Growing up, I was not someone who dedicated a large chunk of time to meeting my celebrity idols or attending fan events. I admired (or worshiped in some cases) from afar, dreaming of one day to meet my heroes and to be able to have a meaningful conversation with them about their life and their work.
There have certainly been exceptions to the statement made above. I screamed like mad at my first Sheryl Crow concert, I parked outside Johnny Depp’s gate in Hollywood crying tears of elation, I stumbled on my first language when thanking Jenna Marbles for just “existing” and last night I attended Lilly Singh’s “How To Be A BAWSE” book tour show in Seattle.
Firstly, I would like to say that if you haven’t heard of Lilly Singh aka iiSuperwomanii on YouTube, I would strongly recommend checking her out for a great laugh. The girl is comedic gold both on and off the screen. She has a stage presence and confidence that demands attention, and she really rewards you for it with her relatable humor, her vulnerable personal stories, and her overwhelming charm.
The BAWSE Book tour is a blast of a show, which really is the wrong term for it considering it felt more like a TED Talk than a stage production. Lilly’s presentation touched the audience on a personal level, and even made people happy to admit their lives were full of personal problems. She made it feel almost cool to have so many issues. But Lilly didn’t let us off easy; at one point she even declared that all of the deeply personal reasons we had just explained to ourselves as to why we aren’t productive were flat out WRONG. But how would she know what we were thinking was wrong?
Lilly’s background is psychology is a good start. She isn’t afraid to pinpoint reasons why we aren’t reaching our full BAWSE capabilities, and she makes it easier to swallow when she shares her own struggles and personal examples of growth. Somehow after confronting us with our deepest personal issues, she was able to raise us up from feeling a little violated to pledging an oath to “conquer at life” and emphasizing the need to be kind to others. Needless to say, I think I was completely in love with her as she ended her presentation.
But then came the meet and greet; the coveted opportunity to meet Lilly for a half a second, get a photo with her, and walk away feeling awesome. First of all let me say, I did this and DID walk away feeling awesome. But driving away from the venue last night, a weird feeling started settling in my brain that I wasn’t satisfied, in fact, I was almost disappointed.
As I watched her on stage I didn’t want to just adore her and love her and shout out my support for her after every sentence, (which I did, perhaps to the annoyance of my new friends,) but I wanted to BE her. I wanted to live out every quality she was encouraging us to have and to live by and I wanted to be the one sharing that lesson. Upon meeting her, I tried to confidently stride up to our photo location (and even attempted to dance with her for a moment,) before proudly telling her I finished her book and loved it and that I hoped she got some better sleep when she got back to her hotel.
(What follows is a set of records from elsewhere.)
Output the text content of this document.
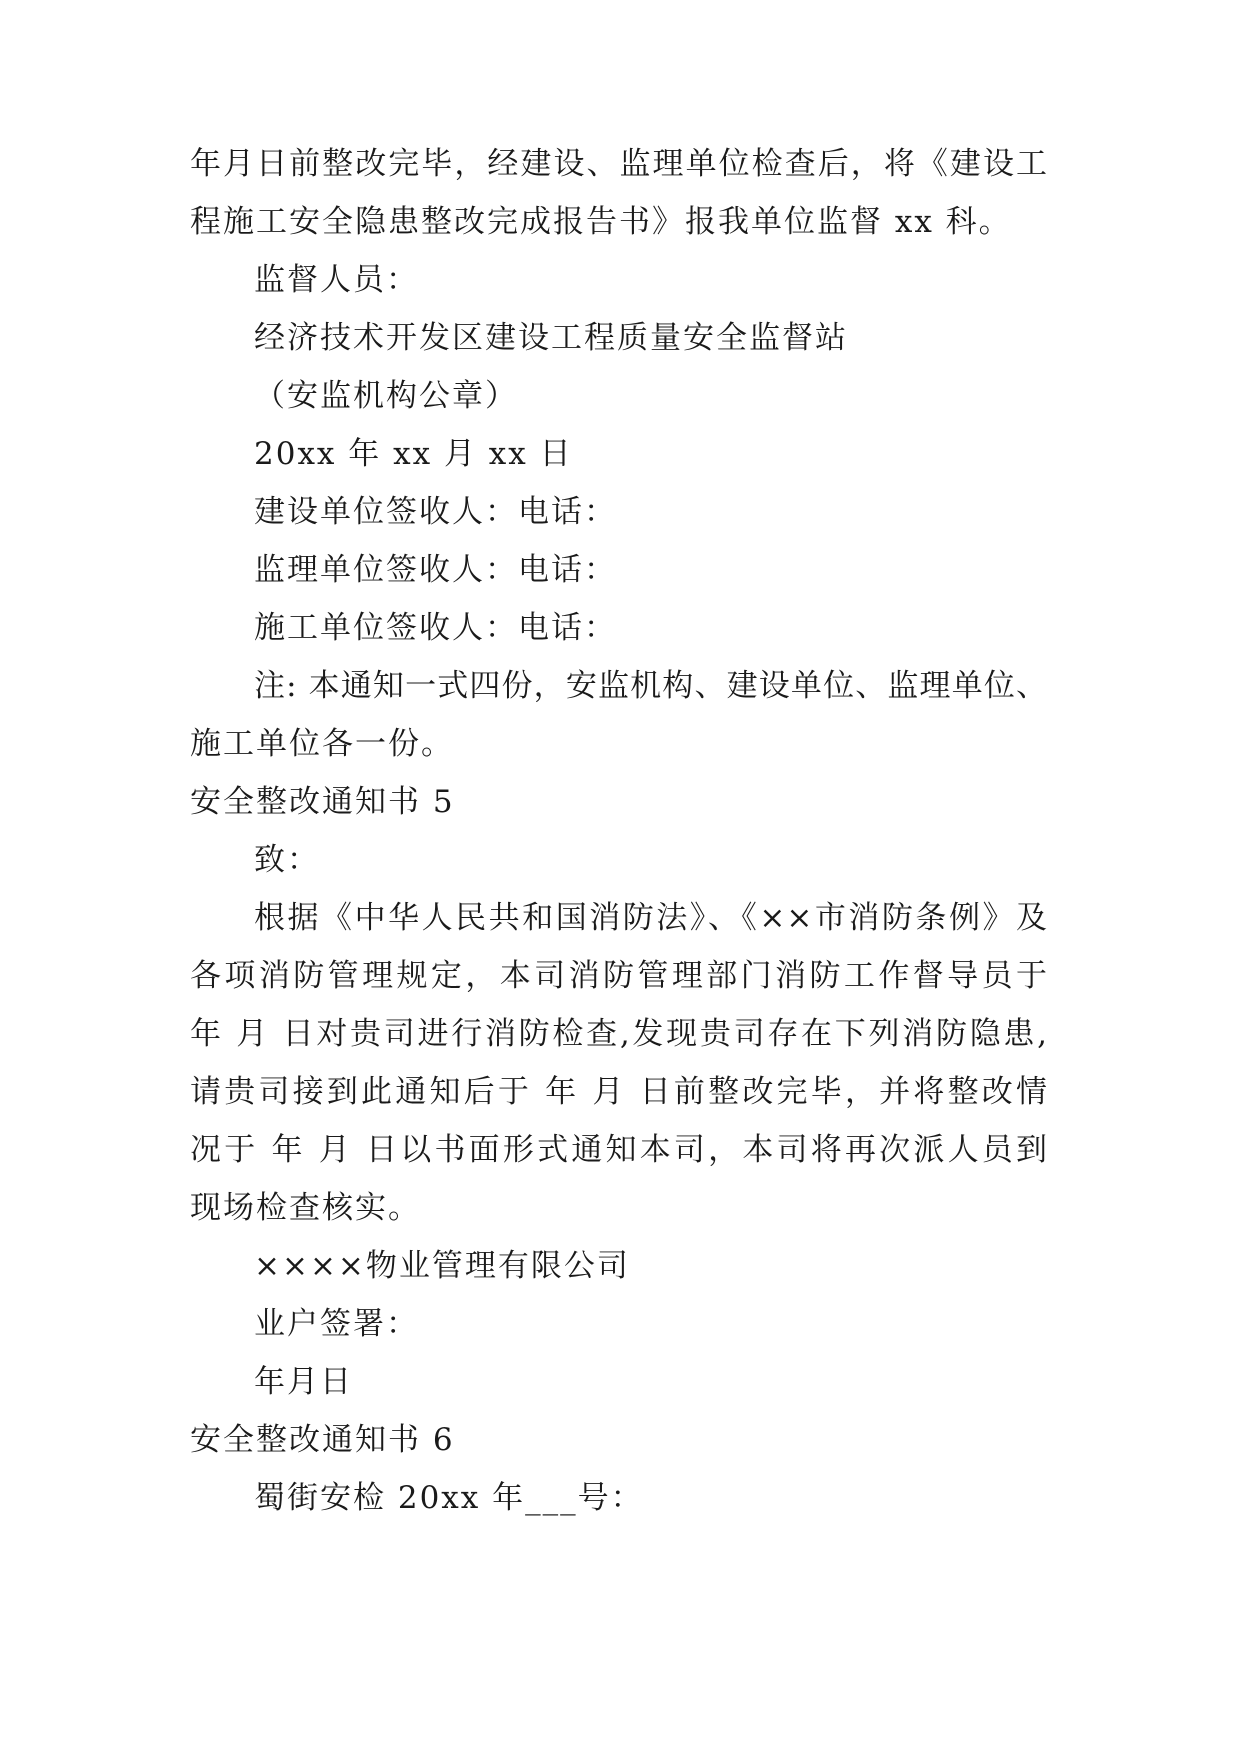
年月日前整改完毕，经建设、监理单位检查后，将《建设工
程施工安全隐患整改完成报告书》报我单位监督 xx 科。
监督人员：
经济技术开发区建设工程质量安全监督站
（安监机构公章）
20xx 年 xx 月 xx 日
建设单位签收人：电话：
监理单位签收人：电话：
施工单位签收人：电话：
注: 本通知一式四份，安监机构、建设单位、监理单位、
施工单位各一份。
安全整改通知书 5
致：
根据《中华人民共和国消防法》、《××市消防条例》及
各项消防管理规定，本司消防管理部门消防工作督导员于
年 月 日对贵司进行消防检查,发现贵司存在下列消防隐患,
请贵司接到此通知后于 年 月 日前整改完毕，并将整改情
况于 年 月 日以书面形式通知本司，本司将再次派人员到
现场检查核实。
××××物业管理有限公司
业户签署：
年月日
安全整改通知书 6
蜀街安检 20xx 年___号：
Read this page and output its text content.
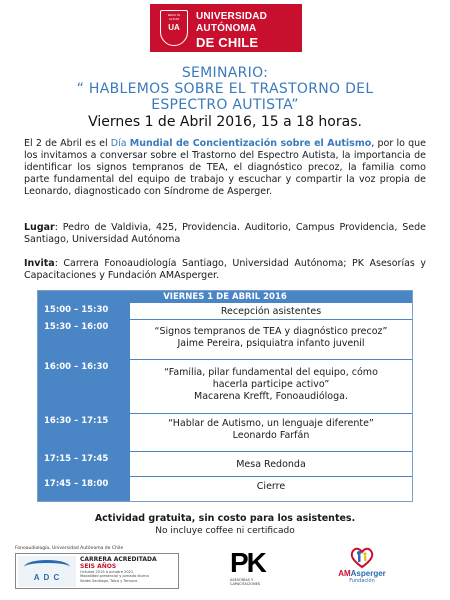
EDUC IN ALTUM
UA
UNIVERSIDAD
AUTÓNOMA
DE CHILE
SEMINARIO:
“ HABLEMOS SOBRE EL TRASTORNO DEL
ESPECTRO AUTISTA”
Viernes 1 de Abril 2016, 15 a 18 horas.

El 2 de Abril es el Día Mundial de Concientización sobre el Autismo, por lo que los invitamos a conversar sobre el Trastorno del Espectro Autista, la importancia de identificar los signos tempranos de TEA, el diagnóstico precoz, la familia como parte fundamental del equipo de trabajo y escuchar y compartir la voz propia de Leonardo, diagnosticado con Síndrome de Asperger.

Lugar: Pedro de Valdivia, 425, Providencia. Auditorio, Campus Providencia, Sede Santiago, Universidad Autónoma

Invita: Carrera Fonoaudiología Santiago, Universidad Autónoma; PK Asesorías y Capacitaciones y Fundación AMAsperger.

VIERNES 1 DE ABRIL 2016
15:00 – 15:30	Recepción asistentes
15:30 – 16:00	“Signos tempranos de TEA y diagnóstico precoz”
Jaime Pereira, psiquiatra infanto juvenil
16:00 – 16:30	“Familia, pilar fundamental del equipo, cómo
hacerla participe activo”
Macarena Krefft, Fonoaudióloga.
16:30 – 17:15	“Hablar de Autismo, un lenguaje diferente”
Leonardo Farfán
17:15 – 17:45	Mesa Redonda
17:45 – 18:00	Cierre
Actividad gratuita, sin costo para los asistentes.
No incluye coffee ni certificado
Fonoaudiología, Universidad Autónoma de Chile
A D C
CARRERA ACREDITADA
SEIS AÑOS
Octubre 2015 a octubre 2021
Modalidad presencial y jornada diurna
Sedes Santiago, Talca y Temuco
PK
ASESORÍAS Y
CAPACITACIONES
AMAsperger
Fundación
I couldn’t help but feel that maybe I came off a little too strong, or perhaps even crazy.
I know there is a part of me that will psychoanalyze every millisecond of our conversation to the point of being obsessive and I realize that doing that is a huge waste of energy. The girl met 400 people last night, she’s barely slept, and she’s gotta wake up and do this again every day for the next two weeks. I am one audience member out of thousands. There is NO WAY she will remember me, and she honestly probably doesn’t care in the slightest how confident I tried to appear.
I think I need to just be real with myself and recognize that part of what I am feeling is a deep-rooted envy for her life and her influence. I want her life and I want her audience.
I also realize that expecting to make some sort of lasting impression on her was setting my expectations way too high for last night. It isn’t about me, it’s about her.
Lastly, I need to walk away from this with that same invigoration I felt as I was belting out Sia’s “Alive” when driving home last night with all the high hopes of success in my field. That was the point of the book wasn’t it? Inspiring me to be a BAWSE?
I’m going to quiet the little doubtful voice in my head because one day, I will work with Lilly Singh and have my conversation with her about her life and her work. I want to come to her and be remembered as a creator and an artist, not a fan. I want to live my life being my own Boss (or Bawse) and share the lessons I’ve learned with the next generation of people.
And I want to be able to look back on her book tour presentation years from now and say: “that was one of the most influential talks I ever attended and it completely changed the course of my life”.